RADAR-Backend
RADAR-Backend copied to clipboard
End-to-End Platform Test Requirements
We have suggestions to stand up the platform stack so we can do a demonstrative end-to-end evaluation of: sensor interface --> data ingestion --> processing --> storage --> emission from the REST API --> visualisation in a dashboard (or equivalent client, TransMart etc).
Discussion on schema requirements for this should go here: RADAR-CNS/RADAR-Schemas#3
@blootsvoets has setup some of the Confluent components EC2 which may serve as a means to do this?
So far, the Confluent part is set up, but that is only the data ingestion. Step by step:
- sensor interface: I'm collaborating with @MaximMoinat to define an API for the sensor to submit data to the system. The first draft of this is in RestProducer.java.

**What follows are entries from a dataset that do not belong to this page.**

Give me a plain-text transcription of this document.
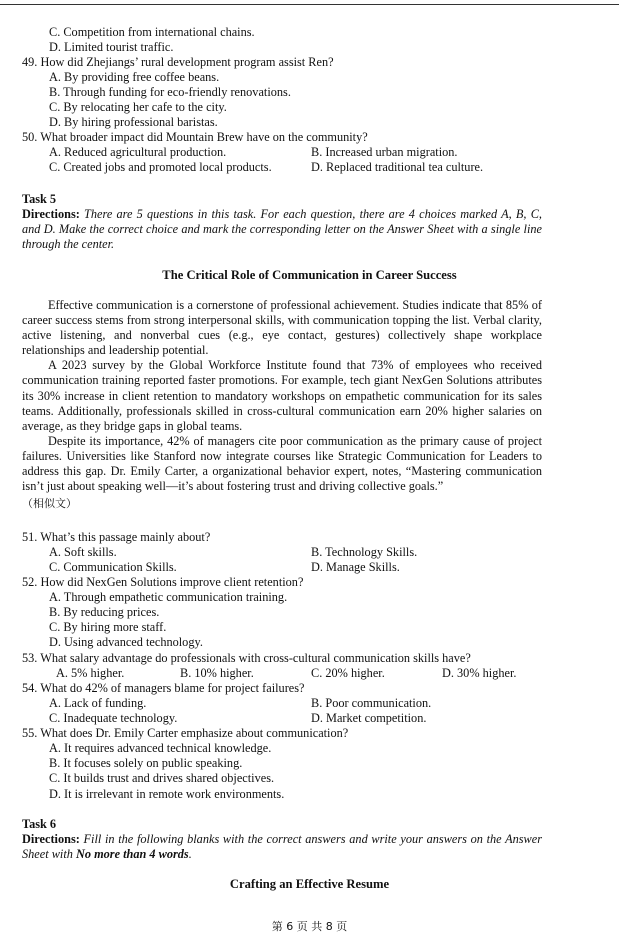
C. Competition from international chains.
D. Limited tourist traffic.
49. How did Zhejiangs’ rural development program assist Ren?
A. By providing free coffee beans.
B. Through funding for eco-friendly renovations.
C. By relocating her cafe to the city.
D. By hiring professional baristas.
50. What broader impact did Mountain Brew have on the community?
A. Reduced agricultural production.	B. Increased urban migration.
C. Created jobs and promoted local products.	D. Replaced traditional tea culture.
Task 5
Directions: There are 5 questions in this task. For each question, there are 4 choices marked A, B, C, and D. Make the correct choice and mark the corresponding letter on the Answer Sheet with a single line through the center.
The Critical Role of Communication in Career Success

Effective communication is a cornerstone of professional achievement. Studies indicate that 85% of career success stems from strong interpersonal skills, with communication topping the list. Verbal clarity, active listening, and nonverbal cues (e.g., eye contact, gestures) collectively shape workplace relationships and leadership potential.

A 2023 survey by the Global Workforce Institute found that 73% of employees who received communication training reported faster promotions. For example, tech giant NexGen Solutions attributes its 30% increase in client retention to mandatory workshops on empathetic communication for its sales teams. Additionally, professionals skilled in cross-cultural communication earn 20% higher salaries on average, as they bridge gaps in global teams.

Despite its importance, 42% of managers cite poor communication as the primary cause of project failures. Universities like Stanford now integrate courses like Strategic Communication for Leaders to address this gap. Dr. Emily Carter, a organizational behavior expert, notes, “Mastering communication isn’t just about speaking well—it’s about fostering trust and driving collective goals.”

（相似文）
51. What’s this passage mainly about?
A. Soft skills.	B. Technology Skills.
C. Communication Skills.	D. Manage Skills.
52. How did NexGen Solutions improve client retention?
A. Through empathetic communication training.
B. By reducing prices.
C. By hiring more staff.
D. Using advanced technology.
53. What salary advantage do professionals with cross-cultural communication skills have?
A. 5% higher.	B. 10% higher.	C. 20% higher.	D. 30% higher.
54. What do 42% of managers blame for project failures?
A. Lack of funding.	B. Poor communication.
C. Inadequate technology.	D. Market competition.
55. What does Dr. Emily Carter emphasize about communication?
A. It requires advanced technical knowledge.
B. It focuses solely on public speaking.
C. It builds trust and drives shared objectives.
D. It is irrelevant in remote work environments.
Task 6
Directions: Fill in the following blanks with the correct answers and write your answers on the Answer Sheet with No more than 4 words.
Crafting an Effective Resume
第 6 页 共 8 页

- Ingestion: a standard Confluent setup on EC2. Schemas for the Empatica E4 are defined in schema directory. If we decide on some more general schemas (i.e.
battery_level.json
instead ofempatica_e4_battery_level.json
) those could be used instead. - Processing: in BatteryLevelMonitor.java a pilot battery level monitor is used, which should run on the EC2 instance. No schema validation is done, the device schema is assumed.
- Storage: not yet set up, currently everything is stored in Kafka without consuming it to store it elsewhere.

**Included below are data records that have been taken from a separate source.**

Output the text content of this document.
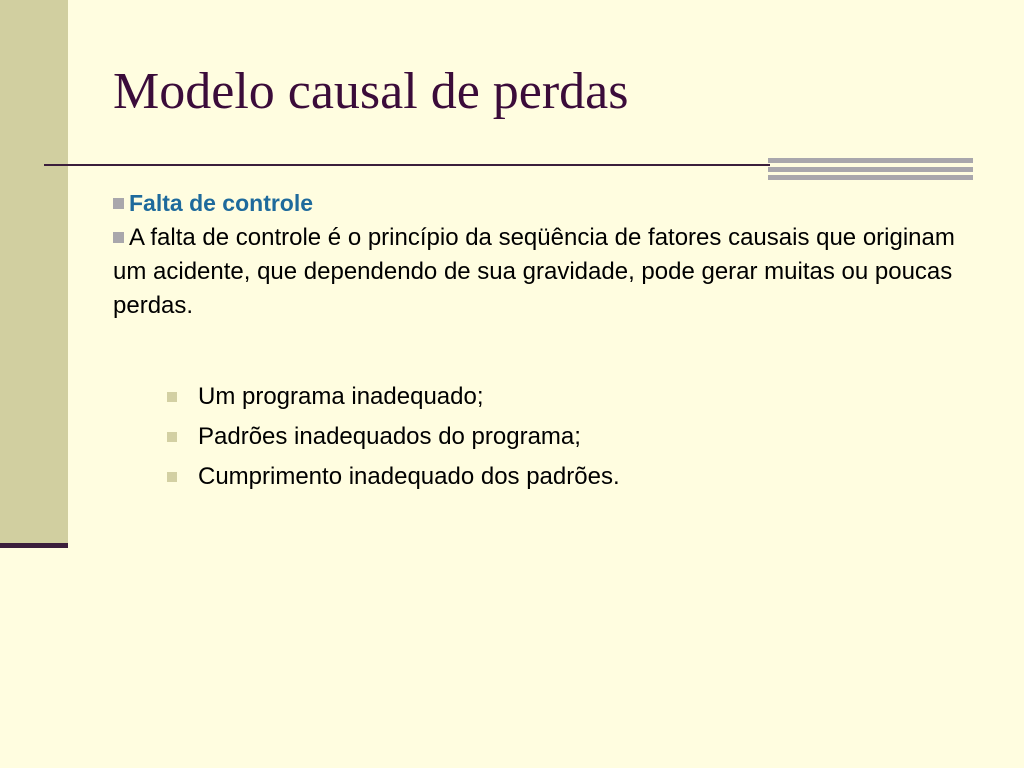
Modelo causal de perdas

Falta de controle

A falta de controle é o princípio da seqüência de fatores causais que originam um acidente, que dependendo de sua gravidade, pode gerar muitas ou poucas perdas.

Um programa inadequado;
Padrões inadequados do programa;
Cumprimento inadequado dos padrões.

- output REST API: not set up
- visualisation not set up
With docker-compose and Travis, we could try and test at least each individual arrow. I'm inclined to solve the complete end-to-end testing with a monitoring solution (in combination with a test or dev deployment) because of the many moving parts and unknowns. What do you think?

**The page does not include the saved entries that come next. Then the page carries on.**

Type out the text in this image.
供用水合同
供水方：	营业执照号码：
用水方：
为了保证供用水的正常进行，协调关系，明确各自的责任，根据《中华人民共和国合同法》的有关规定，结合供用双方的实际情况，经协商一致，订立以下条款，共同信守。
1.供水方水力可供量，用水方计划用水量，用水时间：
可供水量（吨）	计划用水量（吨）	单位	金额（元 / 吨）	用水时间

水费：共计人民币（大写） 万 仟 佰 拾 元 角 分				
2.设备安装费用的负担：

I'm working over the entire pipeline without using devices, I have created a simple data producer and a consumer groups. Next steps are
- fixing some bug in the consumer group
- add the db layer by means of kafka connector
- connect the db layer to the REST API partially implemented in JAVA ontop of Apache TomCat
My setup is running ontop of my laptop inside multiple docker containers. As soon as I have a stable code I will push it in the repository.
I think there are three candidate devices likely to be put forward for the early stage testing in this order.
- Empatica
- Pebble2
- 1 Phone sensor (GPS, accelerometer or similar) The more stationary proposal in Epilepsy pilot and the Pebble for the more ambulatory setting. Given the direction of travel, using Empatica for the first end-to-end test seems clearly the way to go. I'm waiting for confirmation from WP6 on the depression pilot device then I'll add an issue around integration of this device.
Update on Storage
I worked on activating the cold storage for the platform. I integrated an adapted HDFS Connector to write key and value data of messages to HDFS.
As part of validation, a test was performed covering "sensor interface --> data ingestion --> processing --> storage (COLD)", with Empatica E4, Android application on ResPi --> Confluent platform --> HDFS.
A relatively long running (5 to 6 hours) test was performed to actively stream data in real-time and store them to HDFS.
The HDFS Connector integration is comparably straight-forward, can be done by tuning configurations and documented here.
Multiple connectors with different flush.size
values corresponding to sampling frequencies is a good choice to commit single file per topic for certain time interval (e.g. every hour).